I wrote on the original post that I'd be interested to see if there was a super-fast way to do this puzzle but in retrospect what of course I meant was that I hope no-one solves it quicker than the four hours or so it took me. Seems Jeff's got me down by half but I'm glad that no-one slipped in under the hour.
ding ding
Second round. Since everyone needs a bit of work avoidance I'm going to drop another couple of these puzzles into the feed next week and give y'all an excuse to get head scratching again.The next one will be a physics problem (that I was asked at my university interview and failed dismally and embarassingly to answer correctly) and then the one after that will be probability (this one also needed to be explained very slowly to me).
Don't fear the possibility of intellectual alienation for all conundrums will of course wrapped up in a nice everyday scenario like needing to find the odd-bearing (and you can always reassure yourself with the fact that I floundered like a fish in a puddle with the next two).
7 comments:
Jeff Koke
I really enjoyed that puzzle. I've done several puzzles like that one, but had never heard it before.
I looked for a way to email you, but don't see anything on your site, so I'll post this here. Here is a puzzle a friend of mine told me a few months ago, that stumped me for a long while. It's a little bit more involved than the ball bearings one, but I hope you'll forgive the long comment.
You and a mate are stranded on a deserted island. You have a single gold bar and an old saw. Your buddy has nothing. A rescue ship could show up at any moment.
Your mate agrees to build you a shelter if you'll pay him 1/7th of the gold bar for each day he spends working, up to a week. Since the rescue could happen at any time, he wants to be paid at the end of every day, exactly 1/7th of the bar.
Here's the trouble-- your saw can only cut through the bar 2 times before it breaks. How can you make sure that at the end of each day, he has 1/7th more of the gold bar than the previous day. For example, at day 1, he has 1/7th of the bar, day 2 he has 2/7ths, and so on.
No trickery like placing two pieces of the bar on top of each other and cutting through both (that would count as 2 cuts). You also can't break the bar.
Winner is whomever Peter decides it is...
Sarah
Sarah
1 - give him the 1/7th
2 - trade him the 2/7th
3 - give him the 1/7th
4 - trade him the 4/7th
5 - give him the 1/7th
6 - trade him the 2/7th for the 1/7th
7 - give him the 1/7th and start working for him =)
Peter Nixey
Doesn't seem much doubt who the winner here is and it certainly wasn't me. What an elegant solution.
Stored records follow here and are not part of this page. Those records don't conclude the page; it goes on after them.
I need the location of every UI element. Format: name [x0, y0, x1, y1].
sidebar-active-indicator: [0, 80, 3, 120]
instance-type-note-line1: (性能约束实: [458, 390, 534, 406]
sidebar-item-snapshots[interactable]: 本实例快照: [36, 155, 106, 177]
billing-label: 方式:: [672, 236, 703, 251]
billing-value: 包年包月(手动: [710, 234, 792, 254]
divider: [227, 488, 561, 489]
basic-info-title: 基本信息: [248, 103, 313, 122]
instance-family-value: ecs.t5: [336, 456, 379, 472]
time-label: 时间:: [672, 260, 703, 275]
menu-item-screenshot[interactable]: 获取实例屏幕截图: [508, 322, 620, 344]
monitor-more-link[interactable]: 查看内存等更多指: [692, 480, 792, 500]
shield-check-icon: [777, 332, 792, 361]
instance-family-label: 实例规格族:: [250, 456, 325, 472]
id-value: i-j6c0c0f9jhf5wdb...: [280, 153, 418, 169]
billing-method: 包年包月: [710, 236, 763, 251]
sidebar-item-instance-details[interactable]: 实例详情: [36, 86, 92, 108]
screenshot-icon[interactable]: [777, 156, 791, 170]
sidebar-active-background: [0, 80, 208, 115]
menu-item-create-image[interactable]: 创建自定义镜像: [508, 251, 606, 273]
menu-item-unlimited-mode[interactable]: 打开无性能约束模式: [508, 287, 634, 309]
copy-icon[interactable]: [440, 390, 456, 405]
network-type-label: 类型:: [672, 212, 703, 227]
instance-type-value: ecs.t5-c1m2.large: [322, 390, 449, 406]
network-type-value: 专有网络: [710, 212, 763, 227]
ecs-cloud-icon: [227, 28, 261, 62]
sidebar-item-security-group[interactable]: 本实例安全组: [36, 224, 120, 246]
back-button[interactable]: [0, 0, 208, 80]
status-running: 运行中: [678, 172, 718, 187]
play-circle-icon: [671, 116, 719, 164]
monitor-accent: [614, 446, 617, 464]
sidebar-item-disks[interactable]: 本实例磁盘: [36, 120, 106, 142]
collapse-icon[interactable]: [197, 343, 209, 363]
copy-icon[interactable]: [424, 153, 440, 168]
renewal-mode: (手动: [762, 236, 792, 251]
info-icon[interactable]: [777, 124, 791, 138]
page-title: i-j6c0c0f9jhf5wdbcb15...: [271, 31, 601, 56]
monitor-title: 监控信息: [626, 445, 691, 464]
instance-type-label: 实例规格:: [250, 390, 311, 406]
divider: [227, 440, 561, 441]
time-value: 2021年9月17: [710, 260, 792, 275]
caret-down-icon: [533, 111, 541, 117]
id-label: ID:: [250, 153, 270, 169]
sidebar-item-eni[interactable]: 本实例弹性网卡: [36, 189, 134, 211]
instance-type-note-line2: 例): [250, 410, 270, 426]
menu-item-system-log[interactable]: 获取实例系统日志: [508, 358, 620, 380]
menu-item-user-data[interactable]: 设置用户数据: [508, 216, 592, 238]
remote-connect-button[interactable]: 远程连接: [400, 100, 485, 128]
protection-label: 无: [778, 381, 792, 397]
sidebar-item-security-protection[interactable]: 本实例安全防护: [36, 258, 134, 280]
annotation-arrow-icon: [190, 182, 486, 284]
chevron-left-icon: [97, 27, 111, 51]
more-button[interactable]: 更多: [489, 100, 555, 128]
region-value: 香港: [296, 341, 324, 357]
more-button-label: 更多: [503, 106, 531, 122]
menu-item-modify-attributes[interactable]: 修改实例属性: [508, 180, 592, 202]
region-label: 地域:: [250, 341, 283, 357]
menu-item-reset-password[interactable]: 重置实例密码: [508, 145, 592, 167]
Sarah, it really should be Jeff awarding this but since he's handed me the reigns I'd like to pass on my congratulations. This one goes to you.
Well ladies and gents lube your engines, rest your brains and enjoy the weekend. Competitions will resume again on Monday.
Atacrawl
I read Jeff Koke's solution to the ball bearing riddle (well done, I had trouble with the 3 x 3 vs. 4 x 4 option myself) and I noticed that this part of it...
#1 4 - 4, leave 4 out
if they balance, then the oddball is one of the four you left out, and the remaining weighings are 2 vs. 2 and 1 vs. 1
...is incorrect. Just as you state that measuring 6 x 6 to begin with is pointless, so too is measuring 2 x 2 in the second weighing of this scenario, because you've already established that one of the four is odd, and weighing them by themselves doesn't determine anything.
Instead, what you should do for the second weighing in this case is take three of the four you didn't measure (the odd group) and put it up against three of the ones you did measure (the control group). If they're even, the oddball is the one you haven't measured yet. If they're uneven, then you can measure 1 x 1 to determine which ball is odd, since you've already determined whether it's light or heavy.
Jeff Koke
That's why I should have shown my work more carefully. When I said the next two weighings are 2v2 and 1v1, I meant 2 from the 4 you set aside vs. 2 from the control group (the 8 you weighed in the first weighing).
If the scales balance, then you know the oddball is one of the 2 left & you can figure out which of those is the oddball by weighing one against a control.
If the scales are uneven, then you know it's one of the two that's not in the control group and you also know whether it's heavy or light. So you just weigh those 2 against each other.
Sorry I wasn't more clear. In solving the puzzle I always worked on the worst case scenario & once I figured out it was trivial to find the oddball in a group of 4 with two weigings, I didn't spend much time explaining that possibility.
Peter Nixey
Do the final 2x2, 1x1 in the following way:
swap 1 control into the 2x2 so you have 2-unknown v. 1-control + 1-unknown.
- If the scales balance the odd one was the one you swapped out
If the scales don't balance then take one from the 2-unknown and move it to the other side to do a 1-unknown v. 1-unknown comparison.
- If the scales balance you know it was the one you removed, if they change you know it was the one you swapped sides and if they stay the same you know it's the one you left on the same side.
It's not as simple as Jeff's solution but it does work. I'm going to have to go back to my original post and point out that the solution is not in fact unique - apologies.